The other cocked its head and it met Dorian’s gaze. “Us,” it hissed in wonder.
“Odniar, ruy’eo getnirfhign em. Dirlom?” Dorian heard the voice. It was Jenine, but he couldn’t understand what she was saying. Why couldn’t he understand her, but he could understand these things? What were they, anyway?
He looked back to the army across the plain. He saw the krul, but this time, he saw through their flesh. Each of them held one of these creatures. My God, these are the Strangers. Dorian saw them, and he understood. The Strangers carried hell with them wherever they went. They fed on human suffering not because it sustained them, but because it was a distraction from their own suffering; it was entertainment. Wearing flesh was no escape. Rather it was simply the best distraction of all, a chance to feel, if only for a time, to experience the pleasures o
f food and drink, if only in a muted way, and to kill. That was the pinnacle, to take away that which men had and which they had no more.

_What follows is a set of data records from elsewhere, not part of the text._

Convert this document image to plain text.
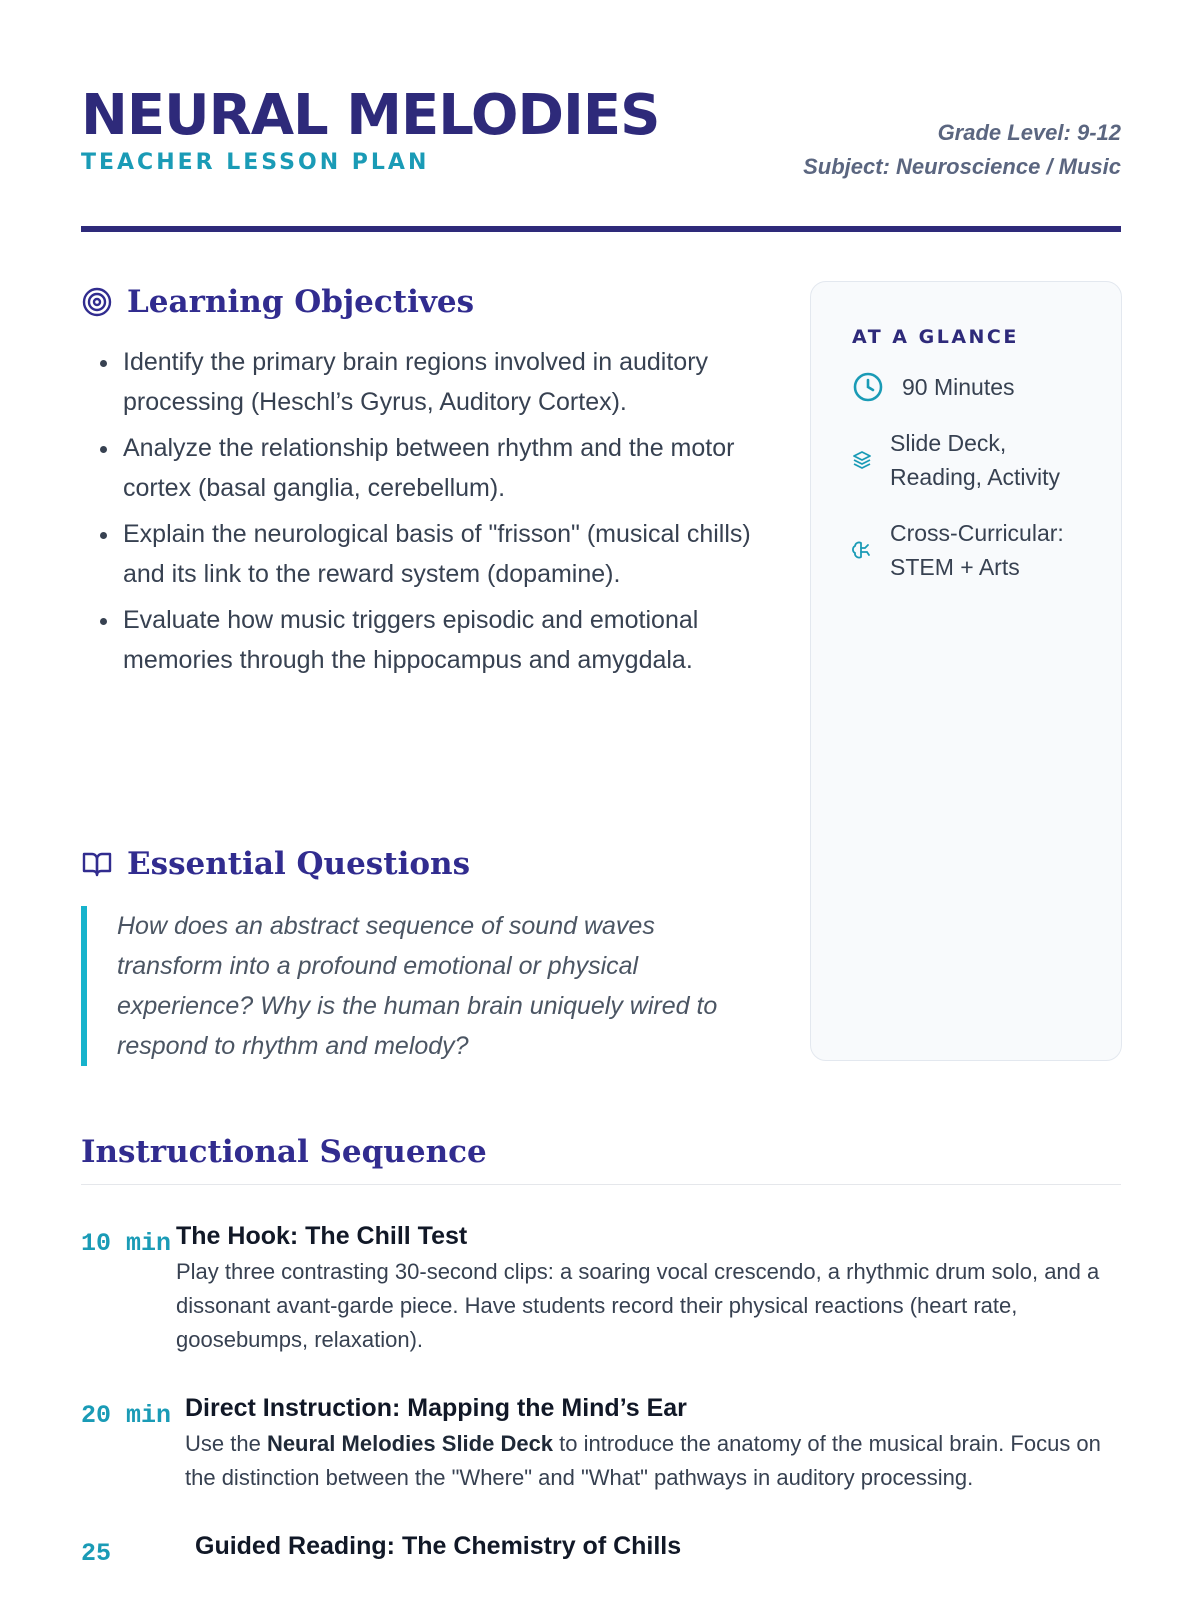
NEURAL MELODIES
TEACHER LESSON PLAN
Grade Level: 9-12
Subject: Neuroscience / Music
Learning Objectives
• Identify the primary brain regions involved in auditory processing (Heschl’s Gyrus, Auditory Cortex).
• Analyze the relationship between rhythm and the motor cortex (basal ganglia, cerebellum).
• Explain the neurological basis of "frisson" (musical chills) and its link to the reward system (dopamine).
• Evaluate how music triggers episodic and emotional memories through the hippocampus and amygdala.
Essential Questions
How does an abstract sequence of sound waves transform into a profound emotional or physical experience? Why is the human brain uniquely wired to respond to rhythm and melody?
AT A GLANCE
90 Minutes
Slide Deck, Reading, Activity
Cross-Curricular: STEM + Arts
Instructional Sequence
10 min The Hook: The Chill Test
Play three contrasting 30-second clips: a soaring vocal crescendo, a rhythmic drum solo, and a dissonant avant-garde piece. Have students record their physical reactions (heart rate, goosebumps, relaxation).
20 min Direct Instruction: Mapping the Mind’s Ear
Use the Neural Melodies Slide Deck to introduce the anatomy of the musical brain. Focus on the distinction between the "Where" and "What" pathways in auditory processing.
25	Guided Reading: The Chemistry of Chills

“Odniar!” the voice was in his ear. Dorian turned and for a moment, he could see with his natural vision once more. Every one of his men was staring at him, fearful. Then his vision bifurcated and he could see fear rise like a fragrance from his men—to the delight of the swirling Strangers. He felt the fingers on his shoulders, bony fingers, but before he could turn to face what he knew must cling even to him, he felt natural fingers grab his bicep and squeeze hard.
Jenine swam into his vision, which was natural once more, then it split. She was pregnant, right now, but not with twins. A Stranger spun in tight circles around her, but hadn’t yet found a place to rest. It wanted—by the God, it wanted their baby!
Dorian cried out and saw a fresh wave of fear rise from his men. A mob of the Strangers, now aware of his awareness of them, had congregated around him. They were walling him in.
“ODNIAR! Rodnia! Adimmt! Dornia. Dorian!” Jenine was whispering fiercely in his ear, her body pressed against him, turning him away from his men. He blinked, and saw only ground, and soldiers, and krul, and his wife. She’d called him back from madness, maybe using the thing which best anchored him to reality: his own name.
“I’m back,” he said. “I’m here. Thank you.” He shook himself, willed himself not to see beyond the veil again. He looked over his shoulder, nodded to General Naga to let the frightened man see that Dorian was well, and then strode forward.